Biosimilar manufacture is a relatively new area as the processes involved are entirely different from those used to produce drugs through the chemical synthesis route. Further, there are regulatory hurdles because the process of getting regulatory approval for biosimilars is more cumbersome than for ‘small molecule’ drugs. This is again because of the nature of biologics – because it is impossible to replicate the original drug, more data is demanded by regulatory agencies to prove that the quality, safety and efficacy profile of the biosimilar is identical to that of the reference drug (i.e. the original biologic). Consequently, in the case of biologics, patent barriers are not the only barrier to the production of biologics.

The time to act is ‘now’

Herceptin has recently been in the news because of two reasons. First, because of the interest being generated about use of Compulsory licenses (i.e. licenses issued to generic companies to manufacture patented drugs) after India issued its first compulsory license last year for another anti-cancer drug – sorafenib. The second reason is that it is only now that Indian companies have started acquiring the capacity and technical competence to produce biosimilars.

Because it now appears possible that biosimilars of Herceptin can be introduced, it is important to examine the economics and the public health importance of the drug. Treatment with Herceptin typically consists of 12 intravenous doses of the drug, administered every three to four weeks over the course of a year. Roche sells the drug for more than Rs.70,000 per dose. Clearly the cost is prohibitive for almost any Indian patient. The cost has to be seen in the context that breast cancer is the most prevalent form of cancer among urban women, and the second most prevalent for rural women According to the national cancer registry, over 1,00,000 women in India develop breast cancer every year (about 1 in 22 women in India stand at risk of getting breast cancer in their lifetime). Out of the total number of breast cancer patients, about 25% benefit from Herceptin (there are tests that can show which patients will benefit). Thus approximately 25-30,000 women would benefit from the use of Herceptin. Importantly, Herceptin is useful in the most aggressive form of the cancer, which typically afflicts younger patients. Yet because of the misuse of the monopoly situation that Roche enjoys, barely 5% of eligible patients are able to access the drug, and many of those who do are put on a lower dosage than recommended.
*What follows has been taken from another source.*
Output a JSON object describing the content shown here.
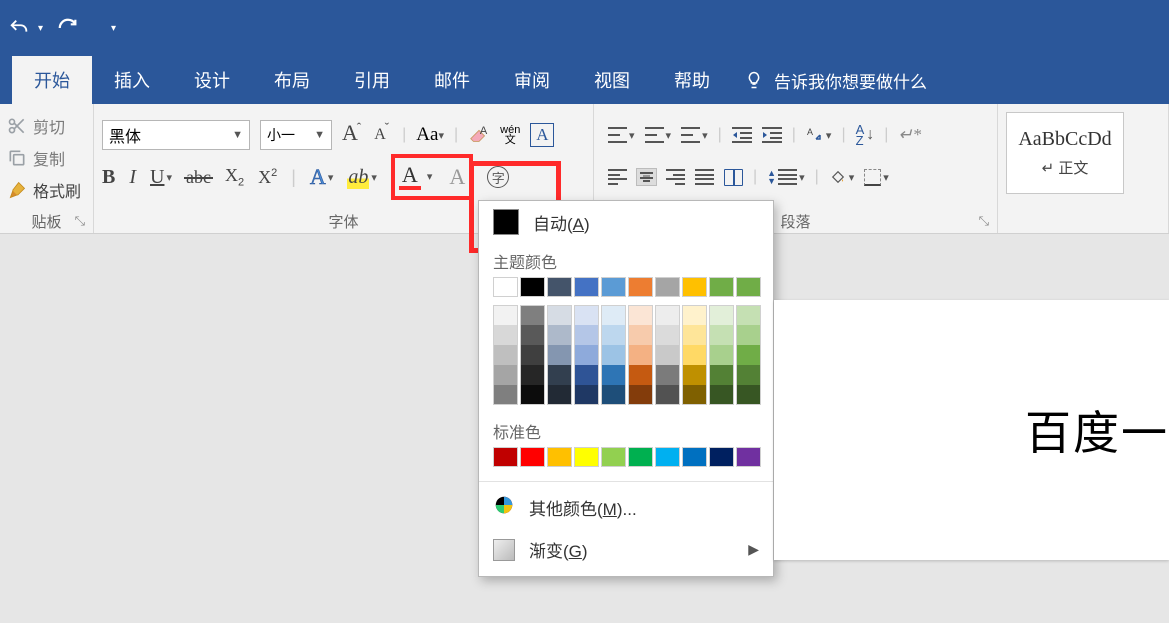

The situation cries for an immediate remedy. There are several issues that need to be addressed in order to expedite the entry of biosimilars of Herceptin in the Indian market. First, patent barriers need to be removed by expeditious issue of a compulsory license. The patent status of Herceptin is not clear in India as it is the subject of several litigations, however a compulsory license is the fastest way to make sure that patents are not a barrier to introduction of biosimilars. Simultaneously regulatory procedures need to be streamlined to ensure that entry of biosimilars are fast-tracked, while of course ensuring that quality is not compromised. Finally, public investment is necessary to build larger capacity in India to produce biosimilars.

Herceptin is a test case. If the attempt to get Inidan biosimilars of Herceptin in the market is successful, it has the potential to open the doors for a range of other biosimilars of other new biologic drugs that are already in the market or are being developed. Cipla’s pioneering action in 2001 revolutionized HIV AIDS treatment. Biosimilars produced by Indian companies can change the face of treatments for many diseases, now considered virtually untreatable, not just in India but across the world. There is no reason why the experience of a 97.5% drop in prices, seen in the case of HIV AIDS drugs when generics were introduced, cannot be replicated in the case of biosimilars. A bold and responsive government and regulatory agencies need to act in tandem to make this a reality. The time to act is now.